Sainsbury full year forecast cut
Britain’s third largest supermarket chain J Sainsbury plc reduced its full-year sales guidance. The company will also review its dividend policy after posting a steep fall in Q2 2014 sales.
Investors had expected a worse trading update. Sainsbury’s shares rose in early trading on the London Stock Exchange today, but started to slide as soon as it became known that it would re-assess its dividend payout.
Since the beginning of the year, the London-based company’s shares have fallen in value by more than 31%.
Sainsbury, along with Tesco, Morrisons and Asda, the UK’s ‘big four’ retail grocery giants, are facing fierce competition from low-priced smaller rivals Aldi and Lidl. With the exception of Asda, which belongs to Wal-Mart, they have seen market share decline over the last year.
Mr. Coupe describes current market conditions in the UK as the most challenging in three decades.
Second-half sales forecast
The company expects underlying sales for H2 2014 to decline by about -2.1%. In its previous guidance it had predicted 0.2% growth.
Sainsbury’s CEO, Mike Coupe, said:
“In the second quarter, our performance has been impacted by the accelerated pace of change in the grocery market, including significant pricing activity and food price deflation in many areas.”
“These conditions are likely to persist for the foreseeable future and we now expect our like-for-like sales in the second half of the year to be similar to the first half. We will provide a detailed strategic update at our Interim Results on 12 November 2014.”
Sainsbury posted the following second quarter results:
- Total retail sales fell by -0.8% excluding fuel, and by -2.3% including fuel.
- Like-for-like retail sales declined by -2.8% excluding fuel, and by -4.1% including fuel.
- For the first half of the year, total retail sales were flat excluding fuel and -1.4% down including fuel, while like-for-like sales fell by -2.1% excluding fuel and by -3.4% including fuel.

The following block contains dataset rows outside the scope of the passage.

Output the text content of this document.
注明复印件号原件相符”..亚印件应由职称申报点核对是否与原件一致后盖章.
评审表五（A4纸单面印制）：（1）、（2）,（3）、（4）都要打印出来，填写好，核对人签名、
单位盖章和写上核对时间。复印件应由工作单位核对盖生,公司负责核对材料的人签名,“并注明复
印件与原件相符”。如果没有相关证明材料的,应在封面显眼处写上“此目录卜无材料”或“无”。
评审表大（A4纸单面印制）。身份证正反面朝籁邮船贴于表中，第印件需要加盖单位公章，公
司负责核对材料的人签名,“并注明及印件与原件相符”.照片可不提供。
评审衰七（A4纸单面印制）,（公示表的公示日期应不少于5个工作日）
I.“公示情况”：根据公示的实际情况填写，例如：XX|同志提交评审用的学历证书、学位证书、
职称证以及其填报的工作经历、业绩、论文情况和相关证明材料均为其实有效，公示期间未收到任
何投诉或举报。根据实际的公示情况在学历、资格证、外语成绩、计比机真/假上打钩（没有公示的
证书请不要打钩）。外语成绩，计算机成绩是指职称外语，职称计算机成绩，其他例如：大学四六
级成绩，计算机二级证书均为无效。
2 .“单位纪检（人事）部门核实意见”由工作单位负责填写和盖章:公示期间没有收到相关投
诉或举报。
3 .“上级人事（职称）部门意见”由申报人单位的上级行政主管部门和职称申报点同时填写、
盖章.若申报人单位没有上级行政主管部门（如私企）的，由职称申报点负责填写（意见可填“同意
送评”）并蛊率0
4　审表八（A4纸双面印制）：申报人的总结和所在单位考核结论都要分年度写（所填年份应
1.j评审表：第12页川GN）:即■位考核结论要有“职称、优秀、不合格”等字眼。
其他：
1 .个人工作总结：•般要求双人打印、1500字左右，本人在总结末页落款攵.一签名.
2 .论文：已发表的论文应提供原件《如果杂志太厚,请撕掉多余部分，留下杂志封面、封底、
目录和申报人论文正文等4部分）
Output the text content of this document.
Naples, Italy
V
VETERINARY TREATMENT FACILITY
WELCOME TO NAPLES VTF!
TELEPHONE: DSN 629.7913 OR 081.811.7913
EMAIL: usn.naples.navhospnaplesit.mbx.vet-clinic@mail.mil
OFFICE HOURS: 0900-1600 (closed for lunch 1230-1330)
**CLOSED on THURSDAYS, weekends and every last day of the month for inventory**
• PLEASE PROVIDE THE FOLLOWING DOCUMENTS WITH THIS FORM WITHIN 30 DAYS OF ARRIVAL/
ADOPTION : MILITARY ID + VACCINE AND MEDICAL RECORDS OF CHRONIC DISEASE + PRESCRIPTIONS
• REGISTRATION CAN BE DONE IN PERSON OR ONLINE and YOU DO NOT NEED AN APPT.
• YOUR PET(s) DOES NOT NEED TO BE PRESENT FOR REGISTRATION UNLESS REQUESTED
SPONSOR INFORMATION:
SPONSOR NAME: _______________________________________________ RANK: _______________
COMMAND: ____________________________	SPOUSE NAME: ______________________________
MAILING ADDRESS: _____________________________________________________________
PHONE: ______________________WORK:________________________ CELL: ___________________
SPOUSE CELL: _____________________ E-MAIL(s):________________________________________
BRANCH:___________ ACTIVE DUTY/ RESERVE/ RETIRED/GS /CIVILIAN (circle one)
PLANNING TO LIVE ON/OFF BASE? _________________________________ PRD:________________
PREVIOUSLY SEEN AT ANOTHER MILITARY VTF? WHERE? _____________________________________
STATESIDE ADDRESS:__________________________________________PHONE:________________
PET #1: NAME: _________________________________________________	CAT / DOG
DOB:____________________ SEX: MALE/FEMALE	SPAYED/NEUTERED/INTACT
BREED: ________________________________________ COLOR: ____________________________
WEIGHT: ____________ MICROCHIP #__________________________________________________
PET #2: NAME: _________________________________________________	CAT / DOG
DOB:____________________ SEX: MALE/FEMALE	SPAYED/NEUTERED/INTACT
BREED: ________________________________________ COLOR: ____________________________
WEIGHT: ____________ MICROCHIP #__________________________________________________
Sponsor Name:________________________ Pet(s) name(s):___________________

This was the third successive quarter of declining sales for Sainsbury, after nearly a decade of non-stop growth.
On a good note, annual convenience store revenues topped £2 billion, and are expanding at about 17% annually, while Internet sales grew by 7% during the quarter.
Sainsbury’s problems are dwarfed by Tesco’s, which is now facing a Financial Conduct Authority investigation into its accounting practices.